Le désenchantement actuel au Congo était prévisible. Mais le peuple et surtout ses élites ne l’ont pas vu venir, car la soif de liberté et de démocratie était si intense qu’elle aveuglait. Certes, la grande désillusion est accentuée par le fait que le vainqueur de l’élection présidentielle de 2006 est un imposteur. Mais un regard autour du Congo démontre aisément que l’autocratie serait au bout du tunnel même si un authentique fils du pays en était le commandant suprême. L’échec est si cuisant qu’on ne sait plus à quel saint se vouer. Confronté au défi de la mise en place d’un appareillage politique dans lequel les contre-pouvoirs fonctionneraient, Jo Bongos, un lecteur de CIC qu’on ne présente plus, se pose des questions qui, si l’on ne prend garde, risquent de nous entrainer une fois de plus dans la loi du moindre effort : la recherche des boucs émissaires. «Comment mène-t-on un tel combat, en Afrique, dans le contexte historique actuel de mondialisation où les intérêts de la finance internationale priment sur ceux des peuples ? Pour le cas de la RDC, comment mène-t-on un tel combat quand ce pays est entièrement sous contrôle militaire et politique d’un autre pays voisin, le Rwanda? Comment mène-t-on ce combat quand les potentiels acteurs du changement entrent gaiement dans la danse de la corruption et de la jouissance des privilèges matériels éphémères?».
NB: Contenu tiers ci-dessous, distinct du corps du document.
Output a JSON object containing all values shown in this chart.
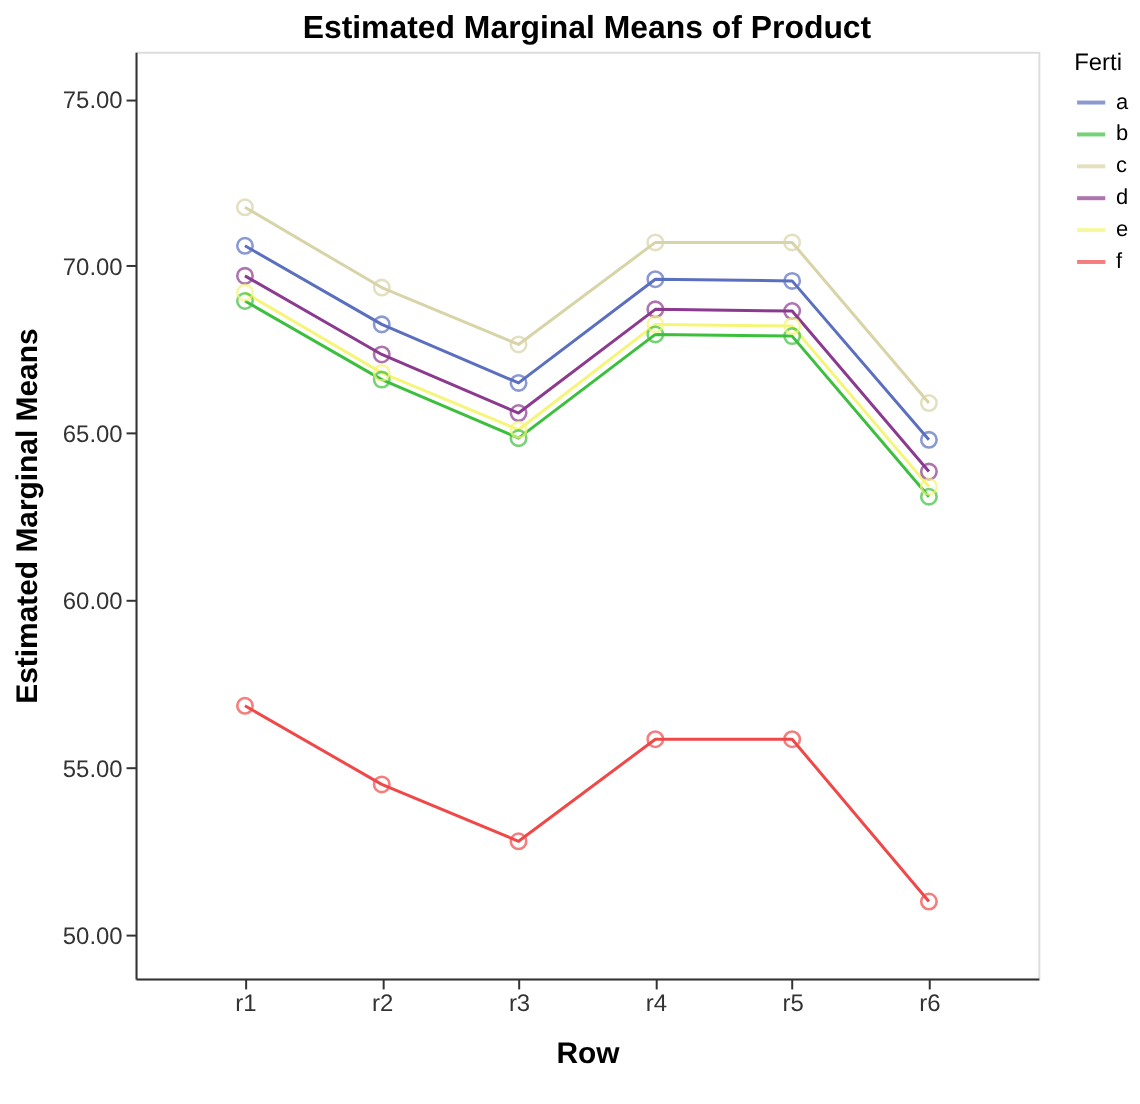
{
  "chart_data": {
    "type": "line",
    "title": "Estimated Marginal Means of Product",
    "xlabel": "Row",
    "ylabel": "Estimated Marginal Means",
    "legend_title": "Ferti",
    "legend": "right",
    "marker": "circle",
    "grid": false,
    "categories": [
      "r1",
      "r2",
      "r3",
      "r4",
      "r5",
      "r6"
    ],
    "ylim": [
      48.7,
      76.4
    ],
    "yticks": [
      {
        "value": 50,
        "label": "50.00"
      },
      {
        "value": 55,
        "label": "55.00"
      },
      {
        "value": 60,
        "label": "60.00"
      },
      {
        "value": 65,
        "label": "65.00"
      },
      {
        "value": 70,
        "label": "70.00"
      },
      {
        "value": 75,
        "label": "75.00"
      }
    ],
    "series": [
      {
        "name": "a",
        "color": "#5b6fc0",
        "values": [
          70.6,
          68.25,
          66.5,
          69.6,
          69.55,
          64.8
        ]
      },
      {
        "name": "b",
        "color": "#3cbf3c",
        "values": [
          68.95,
          66.6,
          64.85,
          67.95,
          67.9,
          63.1
        ]
      },
      {
        "name": "c",
        "color": "#d8d4a8",
        "values": [
          71.75,
          69.35,
          67.65,
          70.7,
          70.7,
          65.9
        ]
      },
      {
        "name": "d",
        "color": "#8b3a8f",
        "values": [
          69.7,
          67.35,
          65.6,
          68.7,
          68.65,
          63.85
        ]
      },
      {
        "name": "e",
        "color": "#f5f57a",
        "values": [
          69.2,
          66.8,
          65.1,
          68.25,
          68.2,
          63.4
        ]
      },
      {
        "name": "f",
        "color": "#f04848",
        "values": [
          56.85,
          54.5,
          52.8,
          55.85,
          55.85,
          51.0
        ]
      }
    ]
  }
}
Ces questions nous renvoient à tous nos rendez-vous manqués avec l’Histoire. Qu’on se souvienne qu’à la veille de l’indépendance, un seul parti politique congolais avait entamé une réflexion sur comment construire la démocratie en tenant compte de la spécificité de notre tissu social. Ce fut l’Abako. Kasa-Vubu et les siens voulaient que nos différentes entités ethnico-régionales forment autant de partis politiques dont les grands acteurs se retrouveraient au sommet de l’Etat pour le gérer ensemble. Malheureusement, la nation s’est fourvoyée dans une querelle byzantine entre fédéralistes et unitaristes. Conséquence, le peuple s’est lancé dans la voie de la démocratie partisane et conflictuelle. Le Congo ne s’était pas singularisé dans ce domaine. Tous les Etats postcoloniaux d’Afrique avaient commis la même erreur qui les avait ramenés au point de départ, c’est-à-dire le despotisme animé non plus par les ex-colonisateurs mais par les Africains eux-mêmes assistés de l’extérieur.
Quand dans son immense hypocrisie l’Occident profita de la fin de la guerre froide pour enfin laisser libre cours à la soif des Africains pour la liberté et la démocratie, il ne leur dicta pas comment ils devraient s’y prendre : « Lorsque je dis démocratie, lorsque je trace un chemin, lorsque je dis que c’est la seule façon de parvenir à un état d’équilibre au moment où apparaît la nécessité d’une plus grande liberté, j’ai naturellement un schéma tout prêt : système représentatif, élections libres, multipartisme, liberté de la presse, indépendance de la magistrature, refus de la censure. Voilà le schéma dont nous disposons. A vous de déterminer, vous peuples libres, vous Etats souverains que je respecte, à vous de choisir votre voie, d’en déterminer les étapes et l’allure ». Ainsi parla (Dieu) François Mitterrand au sommet de La Baule le 20 juin 1990.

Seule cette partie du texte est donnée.